Moonwalk With Me

Chronicling the breaking of the world record for distance moonwalking, for reasons unknown

"No, wait," says Brookhart. "There's 4,280 feet in a mile. What's 4,280 divided by 10?"

"No, it's 5,280 feet," corrects Hall. "What's 5,280 divided by 10?" They stand around thinking for a few moments.


After that staggering calculation, Hall walks to the end of the bridge, then counts 528 steps in to the mainland to establish the start of the 1.6 miles. We surround him anxiously, ready to witness history. Morton gives him a calf rub. A few tourists wander by, confused, alarmed.

On your mark, get set, moonwalk!

As he "dances" down the walkway, it's pretty hard to tell exactly what Hall is doing. I ask a few passers-by, and though everyone can tell that he's trying to break a record of some kind, no one guesses it's for moonwalking. "Walking backwards?" is the common answer. The people at Guinness must be surprisingly lax when it comes to adjudicating these records. Hall needs only to have two witnesses; he tells me this article will probably help, too.

By the time we're three-quarters of the way across the bridge, Hall is dripping sweat and in pain. Distance moonwalking apparently irritates body parts not used to such things. Hall's hip is giving him trouble, as are the balls of his feet, mainly because he's wearing old-school checkered Vans. "My calves are good," he explains, "but the balls of my feet -- that's what's taking the hit. It's like, 'Boom, boom, boom.' Vans don't have much padding. I'm taking one for the team for style points."

As Hall finally crosses the imaginary finish line, there's little fanfare.

When I first heard about his efforts, I expected there to be crowds and judges, maybe a bandstand. But it's just the four of us. And even though I can testify that Hall did indeed complete the 1.6 miles -- in 45 minutes, no less -- that really doesn't feel like much of an accomplishment given his nonchalance.
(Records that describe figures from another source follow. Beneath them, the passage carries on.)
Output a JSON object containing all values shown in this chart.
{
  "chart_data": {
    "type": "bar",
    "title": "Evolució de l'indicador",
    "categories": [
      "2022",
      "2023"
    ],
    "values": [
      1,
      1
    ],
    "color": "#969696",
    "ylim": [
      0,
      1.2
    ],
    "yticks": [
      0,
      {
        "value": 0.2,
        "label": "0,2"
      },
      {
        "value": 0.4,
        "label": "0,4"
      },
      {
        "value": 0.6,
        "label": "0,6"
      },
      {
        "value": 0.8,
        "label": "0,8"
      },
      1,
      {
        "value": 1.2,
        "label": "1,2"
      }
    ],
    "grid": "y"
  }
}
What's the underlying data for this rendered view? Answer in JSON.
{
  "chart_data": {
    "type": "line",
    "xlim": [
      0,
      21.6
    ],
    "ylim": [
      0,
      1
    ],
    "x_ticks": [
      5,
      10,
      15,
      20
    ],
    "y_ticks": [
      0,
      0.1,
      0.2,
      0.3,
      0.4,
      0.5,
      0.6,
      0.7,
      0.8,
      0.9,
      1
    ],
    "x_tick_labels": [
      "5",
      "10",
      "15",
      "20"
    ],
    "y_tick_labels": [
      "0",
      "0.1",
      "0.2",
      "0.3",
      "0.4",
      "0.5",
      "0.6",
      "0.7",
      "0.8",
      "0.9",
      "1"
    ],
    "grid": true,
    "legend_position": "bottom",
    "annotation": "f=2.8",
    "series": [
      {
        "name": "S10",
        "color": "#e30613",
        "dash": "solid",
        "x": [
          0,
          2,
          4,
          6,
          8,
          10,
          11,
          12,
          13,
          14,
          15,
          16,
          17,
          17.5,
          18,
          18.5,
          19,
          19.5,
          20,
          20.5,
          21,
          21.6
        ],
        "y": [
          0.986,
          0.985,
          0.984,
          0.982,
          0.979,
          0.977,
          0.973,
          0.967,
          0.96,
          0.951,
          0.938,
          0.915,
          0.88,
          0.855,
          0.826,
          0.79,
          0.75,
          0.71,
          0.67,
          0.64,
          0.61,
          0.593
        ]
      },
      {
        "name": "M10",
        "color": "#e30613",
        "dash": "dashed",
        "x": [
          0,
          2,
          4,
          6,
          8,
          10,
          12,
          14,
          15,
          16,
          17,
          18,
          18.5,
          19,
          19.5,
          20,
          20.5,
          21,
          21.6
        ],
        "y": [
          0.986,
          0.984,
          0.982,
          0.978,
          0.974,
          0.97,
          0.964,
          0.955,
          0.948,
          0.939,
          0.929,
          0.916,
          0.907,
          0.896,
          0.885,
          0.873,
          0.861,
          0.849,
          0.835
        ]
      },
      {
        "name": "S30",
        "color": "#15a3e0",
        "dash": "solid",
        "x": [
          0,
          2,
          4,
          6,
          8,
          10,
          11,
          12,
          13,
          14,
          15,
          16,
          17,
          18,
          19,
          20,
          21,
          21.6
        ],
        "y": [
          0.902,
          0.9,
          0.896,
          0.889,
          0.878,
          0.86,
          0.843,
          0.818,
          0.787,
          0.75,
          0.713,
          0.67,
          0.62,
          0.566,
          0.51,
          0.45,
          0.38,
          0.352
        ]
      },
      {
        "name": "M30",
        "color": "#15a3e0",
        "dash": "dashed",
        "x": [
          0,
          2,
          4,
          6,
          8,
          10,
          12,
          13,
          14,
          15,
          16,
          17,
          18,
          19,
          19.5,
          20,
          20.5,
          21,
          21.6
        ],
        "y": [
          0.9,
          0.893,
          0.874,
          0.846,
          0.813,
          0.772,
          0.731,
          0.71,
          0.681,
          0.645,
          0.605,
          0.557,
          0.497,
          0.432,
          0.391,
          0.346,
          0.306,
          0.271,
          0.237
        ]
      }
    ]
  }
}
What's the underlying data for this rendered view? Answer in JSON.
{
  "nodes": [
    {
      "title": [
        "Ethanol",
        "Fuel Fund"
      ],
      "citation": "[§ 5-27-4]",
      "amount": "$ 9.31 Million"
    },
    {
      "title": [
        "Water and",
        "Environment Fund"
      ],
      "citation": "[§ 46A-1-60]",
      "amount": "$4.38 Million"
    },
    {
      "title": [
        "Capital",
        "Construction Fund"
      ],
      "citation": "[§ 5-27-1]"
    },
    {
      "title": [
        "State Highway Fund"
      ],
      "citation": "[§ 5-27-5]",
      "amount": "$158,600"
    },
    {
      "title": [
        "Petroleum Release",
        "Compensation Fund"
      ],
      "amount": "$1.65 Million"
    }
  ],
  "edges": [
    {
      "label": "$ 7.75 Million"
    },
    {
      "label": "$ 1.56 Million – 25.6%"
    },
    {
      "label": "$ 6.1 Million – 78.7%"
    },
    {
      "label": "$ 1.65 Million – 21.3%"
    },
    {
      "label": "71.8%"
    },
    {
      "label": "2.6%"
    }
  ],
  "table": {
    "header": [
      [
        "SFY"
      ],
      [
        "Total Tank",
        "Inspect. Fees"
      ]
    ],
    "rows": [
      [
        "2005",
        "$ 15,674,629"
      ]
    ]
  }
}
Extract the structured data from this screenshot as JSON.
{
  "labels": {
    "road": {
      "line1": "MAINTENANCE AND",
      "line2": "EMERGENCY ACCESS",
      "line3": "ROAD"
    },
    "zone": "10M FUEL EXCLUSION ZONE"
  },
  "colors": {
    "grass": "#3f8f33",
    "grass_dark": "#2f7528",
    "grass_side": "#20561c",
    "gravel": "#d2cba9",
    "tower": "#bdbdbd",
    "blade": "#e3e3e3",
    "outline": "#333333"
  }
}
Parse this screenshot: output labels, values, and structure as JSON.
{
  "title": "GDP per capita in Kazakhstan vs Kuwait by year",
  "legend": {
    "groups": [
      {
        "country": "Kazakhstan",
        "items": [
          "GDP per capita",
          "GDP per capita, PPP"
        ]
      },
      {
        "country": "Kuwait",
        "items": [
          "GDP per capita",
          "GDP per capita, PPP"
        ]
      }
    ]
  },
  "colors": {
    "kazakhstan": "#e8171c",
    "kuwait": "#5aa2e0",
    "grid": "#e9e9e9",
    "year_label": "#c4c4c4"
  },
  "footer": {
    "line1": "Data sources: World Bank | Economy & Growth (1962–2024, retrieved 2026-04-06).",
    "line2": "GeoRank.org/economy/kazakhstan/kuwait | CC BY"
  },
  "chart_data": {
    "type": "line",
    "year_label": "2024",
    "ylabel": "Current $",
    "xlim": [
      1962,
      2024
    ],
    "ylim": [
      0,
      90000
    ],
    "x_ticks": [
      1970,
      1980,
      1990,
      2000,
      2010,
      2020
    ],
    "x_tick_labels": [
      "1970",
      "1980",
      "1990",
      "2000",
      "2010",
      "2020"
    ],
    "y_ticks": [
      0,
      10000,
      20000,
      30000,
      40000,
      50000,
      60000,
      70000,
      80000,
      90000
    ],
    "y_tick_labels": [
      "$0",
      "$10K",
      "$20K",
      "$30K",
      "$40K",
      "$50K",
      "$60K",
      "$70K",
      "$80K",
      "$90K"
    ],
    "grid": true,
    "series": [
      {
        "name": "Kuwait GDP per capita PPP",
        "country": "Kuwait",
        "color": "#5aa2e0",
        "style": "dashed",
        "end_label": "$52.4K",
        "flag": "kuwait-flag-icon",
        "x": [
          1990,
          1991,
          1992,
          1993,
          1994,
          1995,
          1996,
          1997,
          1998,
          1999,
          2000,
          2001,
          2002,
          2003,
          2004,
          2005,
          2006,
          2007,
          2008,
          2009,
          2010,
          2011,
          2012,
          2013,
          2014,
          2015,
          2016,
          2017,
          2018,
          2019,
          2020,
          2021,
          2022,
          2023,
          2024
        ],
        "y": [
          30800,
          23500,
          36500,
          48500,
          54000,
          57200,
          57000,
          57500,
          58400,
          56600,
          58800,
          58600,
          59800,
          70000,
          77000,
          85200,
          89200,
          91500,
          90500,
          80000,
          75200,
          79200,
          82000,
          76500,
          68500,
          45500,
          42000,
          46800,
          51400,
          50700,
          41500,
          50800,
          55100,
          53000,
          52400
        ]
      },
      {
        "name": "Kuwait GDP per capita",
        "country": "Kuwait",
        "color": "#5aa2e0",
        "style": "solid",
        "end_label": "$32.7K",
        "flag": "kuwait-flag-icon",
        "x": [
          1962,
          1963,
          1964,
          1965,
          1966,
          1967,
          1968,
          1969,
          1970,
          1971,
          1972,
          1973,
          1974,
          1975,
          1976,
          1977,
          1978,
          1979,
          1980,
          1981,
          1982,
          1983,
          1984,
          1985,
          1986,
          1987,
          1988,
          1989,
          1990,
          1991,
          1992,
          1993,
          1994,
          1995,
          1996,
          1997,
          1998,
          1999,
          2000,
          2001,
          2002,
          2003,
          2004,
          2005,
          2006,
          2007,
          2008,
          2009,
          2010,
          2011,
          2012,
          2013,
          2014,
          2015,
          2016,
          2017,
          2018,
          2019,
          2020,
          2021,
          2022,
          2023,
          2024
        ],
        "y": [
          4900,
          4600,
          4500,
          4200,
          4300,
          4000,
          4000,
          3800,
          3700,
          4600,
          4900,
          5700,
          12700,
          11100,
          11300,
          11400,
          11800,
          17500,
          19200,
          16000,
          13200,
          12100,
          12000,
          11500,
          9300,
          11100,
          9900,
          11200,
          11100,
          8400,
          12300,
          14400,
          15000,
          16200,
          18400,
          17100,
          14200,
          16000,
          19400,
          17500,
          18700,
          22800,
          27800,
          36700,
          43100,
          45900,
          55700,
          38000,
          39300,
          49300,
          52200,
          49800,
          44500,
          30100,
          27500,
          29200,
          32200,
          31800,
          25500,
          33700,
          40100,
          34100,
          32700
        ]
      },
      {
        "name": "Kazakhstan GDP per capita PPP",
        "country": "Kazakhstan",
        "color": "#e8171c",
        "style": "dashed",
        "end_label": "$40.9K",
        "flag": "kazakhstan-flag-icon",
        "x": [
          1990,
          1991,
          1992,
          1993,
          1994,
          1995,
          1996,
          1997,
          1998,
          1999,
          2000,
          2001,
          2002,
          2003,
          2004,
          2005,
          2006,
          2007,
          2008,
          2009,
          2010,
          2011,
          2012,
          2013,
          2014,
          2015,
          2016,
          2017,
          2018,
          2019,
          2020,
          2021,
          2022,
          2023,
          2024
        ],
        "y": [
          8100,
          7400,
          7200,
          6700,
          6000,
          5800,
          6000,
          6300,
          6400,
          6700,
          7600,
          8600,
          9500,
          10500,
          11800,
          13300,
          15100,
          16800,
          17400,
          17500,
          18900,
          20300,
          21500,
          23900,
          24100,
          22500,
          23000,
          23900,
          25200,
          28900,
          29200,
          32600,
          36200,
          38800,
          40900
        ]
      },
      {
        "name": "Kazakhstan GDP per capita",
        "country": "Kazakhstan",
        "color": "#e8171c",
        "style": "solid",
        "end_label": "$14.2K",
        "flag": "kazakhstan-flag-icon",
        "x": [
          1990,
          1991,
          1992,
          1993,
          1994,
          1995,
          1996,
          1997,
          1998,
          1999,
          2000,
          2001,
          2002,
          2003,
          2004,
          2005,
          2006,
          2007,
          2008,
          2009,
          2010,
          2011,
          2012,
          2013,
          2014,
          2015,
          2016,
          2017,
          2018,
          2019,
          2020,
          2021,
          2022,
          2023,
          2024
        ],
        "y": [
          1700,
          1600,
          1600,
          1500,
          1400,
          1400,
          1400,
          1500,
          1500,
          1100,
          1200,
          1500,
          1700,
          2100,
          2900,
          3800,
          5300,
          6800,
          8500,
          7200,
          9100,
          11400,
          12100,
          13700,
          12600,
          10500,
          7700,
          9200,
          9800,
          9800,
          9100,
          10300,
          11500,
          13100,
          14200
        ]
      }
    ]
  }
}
But as we drive away in the silly electric car and Hall talks on the phone to the various individuals involved with the Moonwalk for Earth after-party at Studio Z tonight (which will be attended by about 50 people, and be pretty boring), I begin to marvel at the simplicity of it all. Moonwalking around the world in the name of renewable energy is lame, but it's a hell of a lot better than just a Web site or attending the occasional protest. As Brookhart puts it, "It's something so ludicrous that you have to pay attention."

Especially when someone like Hall moonwalks straight through your family outing, in which case you don't have much choice.